Do you insist that he stop or do you leave it?
If you insist it goes into an “advanced lock” where the child is now frustrated and angry
You both go head to head with an argument – perhaps you shout and demand that he listen.
And then you have a meltdown.
This is something that many parents have experienced with their children.
And you don’t need to look far, especially among the current crop of global politicians, to see the same behaviour.
The problem that we face is that we are trying to get a child to move from his or her agenda, Agenda A, to our agenda, Agenda B.
And this change can be jarring, like changing gear from sixth to first – causing your engine to, as Douglas Adams out it, “leap out of your hood in a rather ugly mess”.
So, you need to figure out how you can get someone to shift agendas – and that requires working the gears in between the two extremes.
But how do you do that?
Well, there are two rules to remember.
The second, Greene says is to think clearly in the middle of whatever is making you frustrated.

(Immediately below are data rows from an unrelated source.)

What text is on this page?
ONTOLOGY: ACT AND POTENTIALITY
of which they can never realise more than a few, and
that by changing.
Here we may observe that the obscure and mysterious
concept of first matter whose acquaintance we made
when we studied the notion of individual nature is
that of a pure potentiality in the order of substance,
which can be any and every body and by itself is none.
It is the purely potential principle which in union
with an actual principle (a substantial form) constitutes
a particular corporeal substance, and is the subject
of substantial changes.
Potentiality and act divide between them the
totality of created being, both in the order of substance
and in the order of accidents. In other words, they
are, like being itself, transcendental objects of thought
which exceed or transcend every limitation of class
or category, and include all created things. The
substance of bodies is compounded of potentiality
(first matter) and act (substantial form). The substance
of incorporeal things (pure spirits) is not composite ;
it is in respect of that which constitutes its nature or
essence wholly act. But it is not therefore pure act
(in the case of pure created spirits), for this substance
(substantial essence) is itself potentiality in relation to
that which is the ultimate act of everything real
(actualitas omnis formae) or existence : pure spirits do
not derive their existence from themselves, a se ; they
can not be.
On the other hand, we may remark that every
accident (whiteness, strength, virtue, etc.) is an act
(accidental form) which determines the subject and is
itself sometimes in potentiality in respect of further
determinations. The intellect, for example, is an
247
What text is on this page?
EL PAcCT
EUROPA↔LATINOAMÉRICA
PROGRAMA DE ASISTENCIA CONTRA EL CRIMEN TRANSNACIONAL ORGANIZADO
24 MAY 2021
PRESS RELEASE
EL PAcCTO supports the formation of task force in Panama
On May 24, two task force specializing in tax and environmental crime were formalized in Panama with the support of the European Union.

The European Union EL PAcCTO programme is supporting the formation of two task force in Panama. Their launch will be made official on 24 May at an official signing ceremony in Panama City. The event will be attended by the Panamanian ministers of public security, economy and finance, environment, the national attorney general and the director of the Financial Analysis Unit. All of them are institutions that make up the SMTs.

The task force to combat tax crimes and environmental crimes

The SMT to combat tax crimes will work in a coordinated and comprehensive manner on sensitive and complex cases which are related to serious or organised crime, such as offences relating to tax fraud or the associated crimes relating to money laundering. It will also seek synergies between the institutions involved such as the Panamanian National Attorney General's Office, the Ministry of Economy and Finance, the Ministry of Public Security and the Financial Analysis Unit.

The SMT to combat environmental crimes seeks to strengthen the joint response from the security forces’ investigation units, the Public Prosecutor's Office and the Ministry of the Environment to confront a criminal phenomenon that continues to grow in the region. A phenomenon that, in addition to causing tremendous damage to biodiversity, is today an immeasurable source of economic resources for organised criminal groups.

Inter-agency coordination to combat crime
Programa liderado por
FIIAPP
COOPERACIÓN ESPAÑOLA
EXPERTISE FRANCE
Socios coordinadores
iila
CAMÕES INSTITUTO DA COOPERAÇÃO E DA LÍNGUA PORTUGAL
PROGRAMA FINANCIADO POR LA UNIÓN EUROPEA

The first rule, however, is to stay calm enough to do rule number 1.
These rules are not limited to parents.
How many managers have you seen fly off the handle at their staff – and how is that a useful way to act with other people?
Now, how can you deal with these situations?
The first thing to realise is that you need to be watchful – as a lifeguard you need to be looking out at the sea to spot someone that needs saving.
The earlier in the process you intervene the more likely it is that you’ll have a good result.
And that means working on the request, early lock and crossroads stages – to adapt and change your behaviour to empathise, distract and engage your child before the locks set in, engage and he loses control.
But clearly you can’t be perfect and understanding all the time.
That’s why you need three baskets.
A is for stuff that’s unsafe – you’ve got to do something about these behaviours, or at least change the environment to minimise the chances of them happening.
B are the things you choose to work on – the areas where you can actually work with your child to improve how they make choices.
And C – leave those alone – they don’t matter and you can come back to them when they are important.
Greene starts his book by quoting Brownowski who said you “master nature not by force but by understanding.”
The key to working with your child is developing understanding.
And that’s the key to working with everyone else as well.